Не пытаясь охватить здесь значение его наследия, я хотел бы рассказать, каким я его знал и чем он был для меня лично. Я позволял себе писать о нем при его жизни, в статьях и виньетках, и мечтал бы, чтобы так было всегда. Увы! Подумать, что мне случилось познакомить его со Старостиным (в автобусе по дороге к Сереже я встретил М. Л.; они оказались соседями, от Старостиных мы позвонили М. Л., он охотно зашел, он вовсе не был нелюдимым), а сегодня нет их обоих!
Повторяю, отношения не были особенно близкими. До эмиграции я у него не бывал, но он регулярно приходил на Метростроевскую (Остоженку) на Семинар по поэтике (1976–1979), а много лет спустя как-то зашел к нам с папой на Маяковскую. Он несколько раз был у меня в Санта-Монике и потом принимал меня в последней своей квартире на Ленинском. В основном же мы виделись у общих друзей и на научных заседаниях (в Москве, в Штатах и снова в Москве), а перезванивались и переписывались, главным образом, по поводу моих работ, которые я отдавал ему на суд и к которым он для пользы науки щедро придирался.
Я храню его письма — мелким убористым почерком и густой, через один интервал, на двух сторонах листа, машинописью (наверно, пора подумать об их публикации). В одном, по поводу работы об Окуджаве и сомнений коллег, заслуживает ли он исследования, — скромная паче гордости мысль, что внимание к второстепенным поэтам окупится, если потомки не забудут нас, третьестепенных литературоведов. В другом, по поводу моих попыток психоанализировать Эйзенштейна, — предупреждение, что тогда от аналогичного подхода не застрахован и его исследователь. В нескольких (электронных и рукописных, в том числе из последней больницы) — заботливые метрические разъяснения, указания подтекстов и семантических ореолов.

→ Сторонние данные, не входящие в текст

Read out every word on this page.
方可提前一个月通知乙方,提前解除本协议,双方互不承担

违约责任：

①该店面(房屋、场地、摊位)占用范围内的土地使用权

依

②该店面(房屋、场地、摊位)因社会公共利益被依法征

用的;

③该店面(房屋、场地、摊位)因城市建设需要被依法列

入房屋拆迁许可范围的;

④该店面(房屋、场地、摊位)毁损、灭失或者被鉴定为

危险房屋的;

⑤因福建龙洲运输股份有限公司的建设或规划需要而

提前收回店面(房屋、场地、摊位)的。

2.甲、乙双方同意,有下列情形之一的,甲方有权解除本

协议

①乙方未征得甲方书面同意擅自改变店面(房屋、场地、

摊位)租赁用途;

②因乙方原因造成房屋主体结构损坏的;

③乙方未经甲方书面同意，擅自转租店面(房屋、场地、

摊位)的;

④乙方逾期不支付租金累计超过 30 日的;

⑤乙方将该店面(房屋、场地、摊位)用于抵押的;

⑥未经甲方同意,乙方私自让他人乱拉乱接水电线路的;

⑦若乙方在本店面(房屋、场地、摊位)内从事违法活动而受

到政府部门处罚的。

В связи с моей попыткой заняться 85-м стихотворением Катулла («Odi et amo…») — поощрение к работе, переписанные от руки неизвестные мне русские переводы и подсказка термина (ропаллический стих) для замеченного мной удлинения глаголов от начала к концу. (Статью я забросил, и он мне несколько раз напоминал, что доделать надо.) В ответ на возбужденный звонок из Санта-Моники об идее инфинитивной поэзии — удовлетворение, что семантические ореолы распространимы на синтаксис.

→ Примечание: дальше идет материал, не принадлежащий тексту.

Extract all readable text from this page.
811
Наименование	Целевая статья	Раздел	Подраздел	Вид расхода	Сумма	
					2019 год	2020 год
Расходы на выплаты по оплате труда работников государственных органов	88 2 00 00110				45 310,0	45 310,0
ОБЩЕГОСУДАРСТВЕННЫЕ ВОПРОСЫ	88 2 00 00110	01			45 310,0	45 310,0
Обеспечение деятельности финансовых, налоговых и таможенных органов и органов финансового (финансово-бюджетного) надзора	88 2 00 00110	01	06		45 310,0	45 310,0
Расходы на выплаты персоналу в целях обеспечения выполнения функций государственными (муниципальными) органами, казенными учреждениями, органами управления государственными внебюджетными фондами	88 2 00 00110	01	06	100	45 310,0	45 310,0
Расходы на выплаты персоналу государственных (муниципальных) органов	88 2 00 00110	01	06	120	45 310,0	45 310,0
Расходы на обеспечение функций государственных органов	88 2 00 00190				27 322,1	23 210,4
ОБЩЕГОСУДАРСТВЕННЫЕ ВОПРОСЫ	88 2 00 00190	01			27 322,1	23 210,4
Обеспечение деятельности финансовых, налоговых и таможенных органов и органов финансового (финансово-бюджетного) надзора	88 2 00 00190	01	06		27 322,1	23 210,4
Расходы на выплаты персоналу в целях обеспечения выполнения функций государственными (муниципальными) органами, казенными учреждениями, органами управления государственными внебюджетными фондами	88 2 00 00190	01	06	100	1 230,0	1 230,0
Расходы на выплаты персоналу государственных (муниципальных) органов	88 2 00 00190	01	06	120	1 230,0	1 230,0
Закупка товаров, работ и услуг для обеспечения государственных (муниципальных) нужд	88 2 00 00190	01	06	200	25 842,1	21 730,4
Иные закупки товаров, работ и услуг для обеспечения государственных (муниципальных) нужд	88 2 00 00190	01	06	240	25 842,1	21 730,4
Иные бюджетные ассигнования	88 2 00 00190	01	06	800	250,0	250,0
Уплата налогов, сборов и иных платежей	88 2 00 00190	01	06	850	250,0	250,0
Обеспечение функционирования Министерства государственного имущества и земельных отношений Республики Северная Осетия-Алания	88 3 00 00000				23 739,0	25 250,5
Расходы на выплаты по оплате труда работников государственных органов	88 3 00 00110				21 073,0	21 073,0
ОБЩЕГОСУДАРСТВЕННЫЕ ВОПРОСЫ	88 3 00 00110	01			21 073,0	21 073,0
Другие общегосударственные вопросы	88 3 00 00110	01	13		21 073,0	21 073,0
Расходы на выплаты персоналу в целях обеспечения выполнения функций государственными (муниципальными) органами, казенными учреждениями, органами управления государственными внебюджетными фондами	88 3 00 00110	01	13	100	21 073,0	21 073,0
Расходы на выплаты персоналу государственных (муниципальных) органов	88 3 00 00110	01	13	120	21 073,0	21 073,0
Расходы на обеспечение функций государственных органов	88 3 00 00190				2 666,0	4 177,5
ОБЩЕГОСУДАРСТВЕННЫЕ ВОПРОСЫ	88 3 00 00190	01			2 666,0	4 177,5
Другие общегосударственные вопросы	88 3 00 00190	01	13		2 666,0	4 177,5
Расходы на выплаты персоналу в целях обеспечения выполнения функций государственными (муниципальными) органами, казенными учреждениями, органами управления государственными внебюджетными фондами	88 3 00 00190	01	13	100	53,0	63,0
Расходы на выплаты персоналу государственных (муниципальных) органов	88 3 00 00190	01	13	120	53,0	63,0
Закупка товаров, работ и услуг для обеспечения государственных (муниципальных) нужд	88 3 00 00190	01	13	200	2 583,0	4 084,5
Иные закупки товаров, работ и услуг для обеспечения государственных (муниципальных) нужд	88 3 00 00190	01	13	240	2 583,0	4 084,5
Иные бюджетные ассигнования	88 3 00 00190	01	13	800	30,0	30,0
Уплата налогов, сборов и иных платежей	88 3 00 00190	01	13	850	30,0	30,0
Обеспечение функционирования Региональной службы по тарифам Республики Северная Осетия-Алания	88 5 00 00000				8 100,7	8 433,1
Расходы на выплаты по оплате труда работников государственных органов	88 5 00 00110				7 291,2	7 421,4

Ничего этого уже не будет. Как не будет перед глазами примера уникального трудолюбия, на который я оглядывался в периоды лени и нелюбопытства, говоря себе: вот ты уклоняешься от работы, вспомни М. Л. Стыдно было и невежества, особенно при встречах, хотя сам М. Л. в своей просветительской роли держался с предельным тактом, во весь рост не выпрямлялся и справки давал исчерпывающе детальные, а не по-авгурски загадочные.
Впервые я увидел его полвека назад. Один из, наверно, уже немногих, я помню его высоким, крепко сложенным, даже полноватым, с густыми волосами — рыжевато-каштановыми, расчесанными на пробор. Я был на 1-м курсе, он, следовательно, на 3-м. Познакомился с ним не я, а Юра Щеглов — кажется, на лекциях С. М. Бонди, которого помню только издали. (Юра говорил, что, когда мел крошился, Бонди с наигранной капризностью требовал принести другой, лучший: «Принесите мне чехословацкий мел!». Дальше Чехословакии тогдашние мечты о хорошей жизни не простирались.)